Exploring Possibilities

Now that you’ve made your remote-controlled Venus flytrap, you’ve probably got a million ideas on how you’re going to use it. However, if you’re short on ideas (or open to suggestions) we’ve got a few.

The Arduino is used in this circuit to provide a 5-second pulse. The only role the computer plays is to provide a ready input method — your keyboard — to instruct the Arduino when to actuate the circuit. Consider using a WiFi or XBee Arduino shield to make a wireless Venus flytrap.

If you’re very ambitious, it should be possible to use the electrodes attached to the Venus flytrap as a cybernetic fly detector. When the trigger hairs on a leaf are stimulated, a very small voltage spike (only 0.14V) will briefly (<2ms) appear across the electrodes.

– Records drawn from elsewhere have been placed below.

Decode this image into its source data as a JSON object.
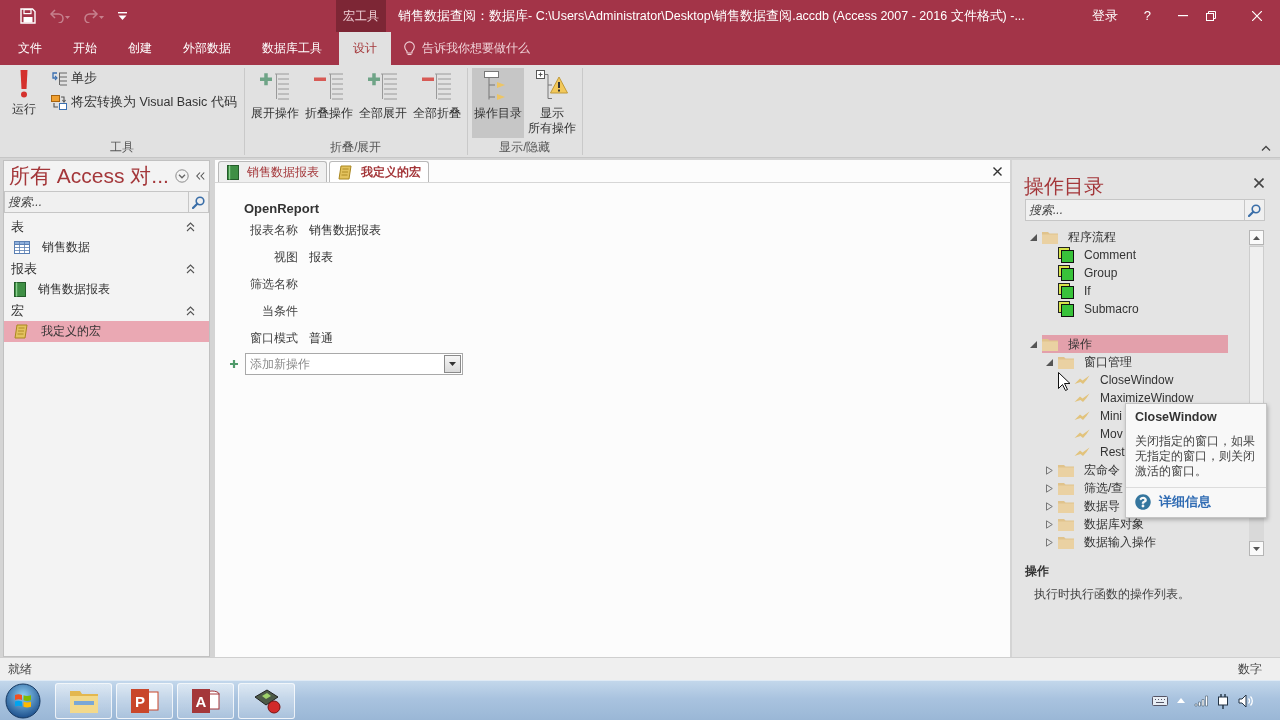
{
  "title_bar": {
    "quick_access": [
      {
        "kind": "save",
        "disabled": false
      },
      {
        "kind": "undo",
        "disabled": true
      },
      {
        "kind": "redo",
        "disabled": true
      },
      {
        "kind": "customize",
        "disabled": false
      }
    ],
    "context_tab": "宏工具",
    "title": "销售数据查阅：数据库- C:\\Users\\Administrator\\Desktop\\销售数据查阅.accdb (Access 2007 - 2016 文件格式) -...",
    "sign_in": "登录",
    "help": "?"
  },
  "ribbon_tabs": [
    {
      "label": "文件",
      "selected": false
    },
    {
      "label": "开始",
      "selected": false
    },
    {
      "label": "创建",
      "selected": false
    },
    {
      "label": "外部数据",
      "selected": false
    },
    {
      "label": "数据库工具",
      "selected": false
    },
    {
      "label": "设计",
      "selected": true
    }
  ],
  "tell_me": {
    "placeholder": "告诉我你想要做什么"
  },
  "ribbon_groups": [
    {
      "label": "工具",
      "buttons": [
        {
          "kind": "run",
          "label": "运行",
          "pressed": false
        },
        {
          "kind": "single_step",
          "label": "单步",
          "pressed": false
        },
        {
          "kind": "convert_to_vba",
          "label": "将宏转换为 Visual Basic 代码",
          "pressed": false
        }
      ]
    },
    {
      "label": "折叠/展开",
      "buttons": [
        {
          "kind": "expand",
          "label": "展开操作",
          "pressed": false
        },
        {
          "kind": "collapse",
          "label": "折叠操作",
          "pressed": false
        },
        {
          "kind": "expand_all",
          "label": "全部展开",
          "pressed": false
        },
        {
          "kind": "collapse_all",
          "label": "全部折叠",
          "pressed": false
        }
      ]
    },
    {
      "label": "显示/隐藏",
      "buttons": [
        {
          "kind": "action_catalog",
          "label": "操作目录",
          "pressed": true
        },
        {
          "kind": "show_all",
          "label_lines": [
            "显示",
            "所有操作"
          ],
          "pressed": false
        }
      ]
    }
  ],
  "nav_pane": {
    "title": "所有 Access 对...",
    "search": {
      "placeholder": "搜索..."
    },
    "groups": [
      {
        "label": "表",
        "expanded": true,
        "items": [
          {
            "kind": "table",
            "label": "销售数据",
            "selected": false
          }
        ]
      },
      {
        "label": "报表",
        "expanded": true,
        "items": [
          {
            "kind": "report",
            "label": "销售数据报表",
            "selected": false
          }
        ]
      },
      {
        "label": "宏",
        "expanded": true,
        "items": [
          {
            "kind": "macro",
            "label": "我定义的宏",
            "selected": true
          }
        ]
      }
    ]
  },
  "document_tabs": [
    {
      "kind": "report",
      "label": "销售数据报表",
      "selected": false
    },
    {
      "kind": "macro",
      "label": "我定义的宏",
      "selected": true
    }
  ],
  "macro": {
    "action": "OpenReport",
    "arguments": [
      {
        "label": "报表名称",
        "value": "销售数据报表"
      },
      {
        "label": "视图",
        "value": "报表"
      },
      {
        "label": "筛选名称"
      },
      {
        "label": "当条件"
      },
      {
        "label": "窗口模式",
        "value": "普通"
      }
    ],
    "add_action": {
      "placeholder": "添加新操作"
    }
  },
  "action_catalog": {
    "title": "操作目录",
    "search": {
      "placeholder": "搜索..."
    },
    "tree": [
      {
        "kind": "folder",
        "label": "程序流程",
        "expanded": true,
        "selected": false,
        "children": [
          {
            "kind": "flow",
            "label": "Comment",
            "selected": false
          },
          {
            "kind": "flow",
            "label": "Group",
            "selected": false
          },
          {
            "kind": "flow",
            "label": "If",
            "selected": false
          },
          {
            "kind": "flow",
            "label": "Submacro",
            "selected": false
          }
        ]
      },
      {
        "kind": "folder",
        "label": "操作",
        "expanded": true,
        "selected": true,
        "children": [
          {
            "kind": "folder",
            "label": "窗口管理",
            "expanded": true,
            "selected": false,
            "children": [
              {
                "kind": "action",
                "label": "CloseWindow",
                "selected": false
              },
              {
                "kind": "action",
                "label": "MaximizeWindow",
                "selected": false
              },
              {
                "kind": "action",
                "label": "Mini",
                "selected": false
              },
              {
                "kind": "action",
                "label": "Mov",
                "selected": false
              },
              {
                "kind": "action",
                "label": "Rest",
                "selected": false
              }
            ]
          },
          {
            "kind": "folder",
            "label": "宏命令",
            "expanded": false,
            "selected": false
          },
          {
            "kind": "folder",
            "label": "筛选/查",
            "expanded": false,
            "selected": false
          },
          {
            "kind": "folder",
            "label": "数据导",
            "expanded": false,
            "selected": false
          },
          {
            "kind": "folder",
            "label": "数据库对象",
            "expanded": false,
            "selected": false
          },
          {
            "kind": "folder",
            "label": "数据输入操作",
            "expanded": false,
            "selected": false
          }
        ]
      }
    ],
    "tooltip": {
      "title": "CloseWindow",
      "text": "关闭指定的窗口，如果无指定的窗口，则关闭激活的窗口。",
      "link": "详细信息"
    },
    "details": {
      "title": "操作",
      "text": "执行时执行函数的操作列表。"
    }
  },
  "status_bar": {
    "left": "就绪",
    "right": "数字"
  },
  "taskbar": {
    "apps": [
      {
        "kind": "file_explorer"
      },
      {
        "kind": "presentation",
        "glyph": "P"
      },
      {
        "kind": "database",
        "glyph": "A"
      },
      {
        "kind": "media"
      }
    ]
  }
}
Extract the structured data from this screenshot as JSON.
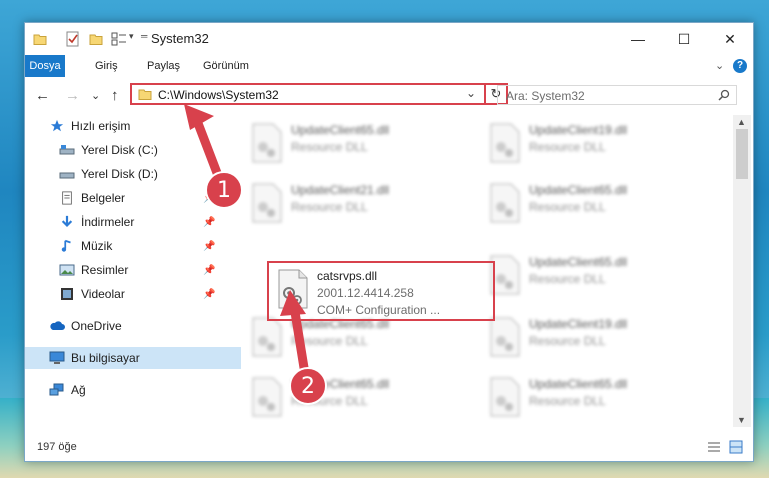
{
  "window": {
    "title": "System32",
    "minimize": "—",
    "maximize": "☐",
    "close": "✕"
  },
  "ribbon": {
    "tabs": [
      "Dosya",
      "Giriş",
      "Paylaş",
      "Görünüm"
    ],
    "active_tab": "Dosya",
    "expand": "⌄",
    "help": "?"
  },
  "nav": {
    "back": "←",
    "forward": "→",
    "recent": "⌄",
    "up": "↑",
    "address": "C:\\Windows\\System32",
    "address_dropdown": "⌄",
    "refresh": "↻",
    "search_placeholder": "Ara: System32"
  },
  "sidebar": {
    "items": [
      {
        "label": "Hızlı erişim",
        "icon": "star-icon",
        "pinned": false
      },
      {
        "label": "Yerel Disk (C:)",
        "icon": "drive-icon",
        "pinned": false
      },
      {
        "label": "Yerel Disk (D:)",
        "icon": "drive-icon",
        "pinned": false
      },
      {
        "label": "Belgeler",
        "icon": "documents-icon",
        "pinned": true
      },
      {
        "label": "İndirmeler",
        "icon": "downloads-icon",
        "pinned": true
      },
      {
        "label": "Müzik",
        "icon": "music-icon",
        "pinned": true
      },
      {
        "label": "Resimler",
        "icon": "pictures-icon",
        "pinned": true
      },
      {
        "label": "Videolar",
        "icon": "videos-icon",
        "pinned": true
      },
      {
        "label": "OneDrive",
        "icon": "cloud-icon",
        "pinned": false
      },
      {
        "label": "Bu bilgisayar",
        "icon": "computer-icon",
        "pinned": false
      },
      {
        "label": "Ağ",
        "icon": "network-icon",
        "pinned": false
      }
    ],
    "selected": "Bu bilgisayar",
    "pin_glyph": "📌"
  },
  "files": {
    "items": [
      {
        "name": "UpdateClient65.dll",
        "sub1": "Resource DLL",
        "sub2": ""
      },
      {
        "name": "UpdateClient19.dll",
        "sub1": "Resource DLL",
        "sub2": ""
      },
      {
        "name": "UpdateClient21.dll",
        "sub1": "Resource DLL",
        "sub2": ""
      },
      {
        "name": "UpdateClient65.dll",
        "sub1": "Resource DLL",
        "sub2": ""
      },
      {
        "name": "catsrvps.dll",
        "sub1": "2001.12.4414.258",
        "sub2": "COM+ Configuration ..."
      },
      {
        "name": "UpdateClient65.dll",
        "sub1": "Resource DLL",
        "sub2": ""
      },
      {
        "name": "UpdateClient65.dll",
        "sub1": "Resource DLL",
        "sub2": ""
      },
      {
        "name": "UpdateClient19.dll",
        "sub1": "Resource DLL",
        "sub2": ""
      },
      {
        "name": "UpdateClient65.dll",
        "sub1": "Resource DLL",
        "sub2": ""
      },
      {
        "name": "UpdateClient65.dll",
        "sub1": "Resource DLL",
        "sub2": ""
      }
    ]
  },
  "status": {
    "count": "197 öğe"
  },
  "callouts": {
    "one": "1",
    "two": "2"
  },
  "colors": {
    "accent": "#1979ca",
    "highlight": "#d8414c",
    "selected_bg": "#cce4f7"
  }
}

You can detect this small change using a chip known as an instrumentation amplifier such as an Analog Devices AD623. It can take the small signal from the leaf of the plant and amplify it hundreds or thousands of times to a larger voltage that can be detected by a microprocessor, such as an Arduino. If you pull this off, consider sharing your circuit design with the world!